Forest, on the other hand, is an enigma. A dark-haired, cold-blooded naiad. Galen’s right hand. Forest eats, sleeps, and bre
athes work. I have yet to hold a conversation with him that has not centered on something to do with biology: the anatomy of harbor seals, the local varieties of comb jellies, or the weather patterns as related to bird migrations. The one time I dared to ask him where he’d grown up, he shot me a withering look, like a Victorian butler reprimanding an impertinent housemaid. Like the others here, he seems to have no past, or a distinct unwillingness to discuss it. Once, long ago, I read that all nuns who joined a convent were forbidden from speaking about their lives before. The Farallon Islands seem to be a religious order in their own right, with a similar vow of silence.
Galen and Forest catalog and track the population of white sharks. Throughout the autumn, the two men rise at four-thirty in the morning to start the watch. During every hour of daylight, one of them is in position in the lighthouse, keeping an eye out for blood on the water.
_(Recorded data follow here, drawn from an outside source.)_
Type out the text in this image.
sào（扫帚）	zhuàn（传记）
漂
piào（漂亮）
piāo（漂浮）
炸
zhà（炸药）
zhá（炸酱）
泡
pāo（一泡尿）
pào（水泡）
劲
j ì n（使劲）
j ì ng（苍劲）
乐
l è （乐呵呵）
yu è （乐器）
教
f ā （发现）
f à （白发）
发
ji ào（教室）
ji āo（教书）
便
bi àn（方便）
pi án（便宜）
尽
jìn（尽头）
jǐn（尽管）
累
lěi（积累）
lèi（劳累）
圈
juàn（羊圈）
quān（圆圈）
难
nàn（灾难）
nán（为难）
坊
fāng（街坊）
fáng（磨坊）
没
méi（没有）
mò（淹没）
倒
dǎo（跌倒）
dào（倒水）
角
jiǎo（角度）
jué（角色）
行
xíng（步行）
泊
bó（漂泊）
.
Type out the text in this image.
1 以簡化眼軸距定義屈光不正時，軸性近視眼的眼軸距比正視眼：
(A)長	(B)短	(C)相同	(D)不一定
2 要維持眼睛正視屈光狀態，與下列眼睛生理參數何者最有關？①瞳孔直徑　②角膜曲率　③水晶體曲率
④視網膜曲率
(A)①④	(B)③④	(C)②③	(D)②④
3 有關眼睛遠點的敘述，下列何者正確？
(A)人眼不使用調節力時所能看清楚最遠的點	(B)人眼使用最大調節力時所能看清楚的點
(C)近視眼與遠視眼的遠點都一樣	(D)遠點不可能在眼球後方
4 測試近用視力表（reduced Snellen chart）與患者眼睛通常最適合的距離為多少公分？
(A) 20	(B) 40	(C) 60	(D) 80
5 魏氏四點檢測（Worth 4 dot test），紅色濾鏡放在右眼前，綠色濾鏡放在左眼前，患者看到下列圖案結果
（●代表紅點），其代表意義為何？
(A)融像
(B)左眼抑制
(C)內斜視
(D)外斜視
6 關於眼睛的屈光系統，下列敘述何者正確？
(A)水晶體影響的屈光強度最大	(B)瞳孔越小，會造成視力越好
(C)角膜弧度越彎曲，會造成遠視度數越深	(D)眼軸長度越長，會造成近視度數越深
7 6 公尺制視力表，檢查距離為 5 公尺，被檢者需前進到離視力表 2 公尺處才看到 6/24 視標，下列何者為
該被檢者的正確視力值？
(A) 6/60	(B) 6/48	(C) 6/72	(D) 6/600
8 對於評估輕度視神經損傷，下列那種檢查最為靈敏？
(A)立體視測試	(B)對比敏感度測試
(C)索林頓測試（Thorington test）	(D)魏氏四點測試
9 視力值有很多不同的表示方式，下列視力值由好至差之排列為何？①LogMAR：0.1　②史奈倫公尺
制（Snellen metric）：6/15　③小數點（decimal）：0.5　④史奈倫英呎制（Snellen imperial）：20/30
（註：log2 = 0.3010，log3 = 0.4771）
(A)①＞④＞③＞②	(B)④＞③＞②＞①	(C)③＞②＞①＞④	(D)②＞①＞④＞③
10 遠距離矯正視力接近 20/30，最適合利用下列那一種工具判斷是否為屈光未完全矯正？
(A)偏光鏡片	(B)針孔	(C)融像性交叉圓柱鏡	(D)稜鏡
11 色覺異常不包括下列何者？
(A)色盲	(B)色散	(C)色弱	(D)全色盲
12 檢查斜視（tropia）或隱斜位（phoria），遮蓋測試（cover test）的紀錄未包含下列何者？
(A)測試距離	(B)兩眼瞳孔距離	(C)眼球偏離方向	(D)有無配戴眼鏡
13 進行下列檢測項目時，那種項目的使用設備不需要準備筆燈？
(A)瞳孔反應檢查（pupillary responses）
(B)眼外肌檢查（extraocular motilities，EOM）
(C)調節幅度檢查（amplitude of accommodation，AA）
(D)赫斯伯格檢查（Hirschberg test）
Against every basic human instinct, they hurry toward a feeding frenzy. They board one of the boats and head out to sea, armed with video cameras, tagging equipment, and the “dummy,” a surfboard painted like a seal to lure the sharks in closer. The two of them live to make contact with these creatures. Galen and Forest are lunatics, to put it frankly. Galen has mentioned that he dreams about the white sharks every single night. Forest sketches a shark’s silhouette—lean, rough, and spiked with fins—on any nearby surface. He does this unconsciously, doodling on the table, on a book I once left open on the couch.
At this time of year, there can be two or three kills a day. The sharks eat the seals and sea lions. There is enough prey here to sustain a massive host of predators. The birds will mark the spot like an X on a map. Watching from the lighthouse, Forest or Galen will spy a collection of gulls diving over a patch of sea. The cry will go up. Boots are thrown on—coats flung over shirts—a thunder of feet on the stairs. Forest uses a child’s scooter with streamers on the handlebars to make his downhill run from the lighthouse that much faster. One of these days he will break his neck.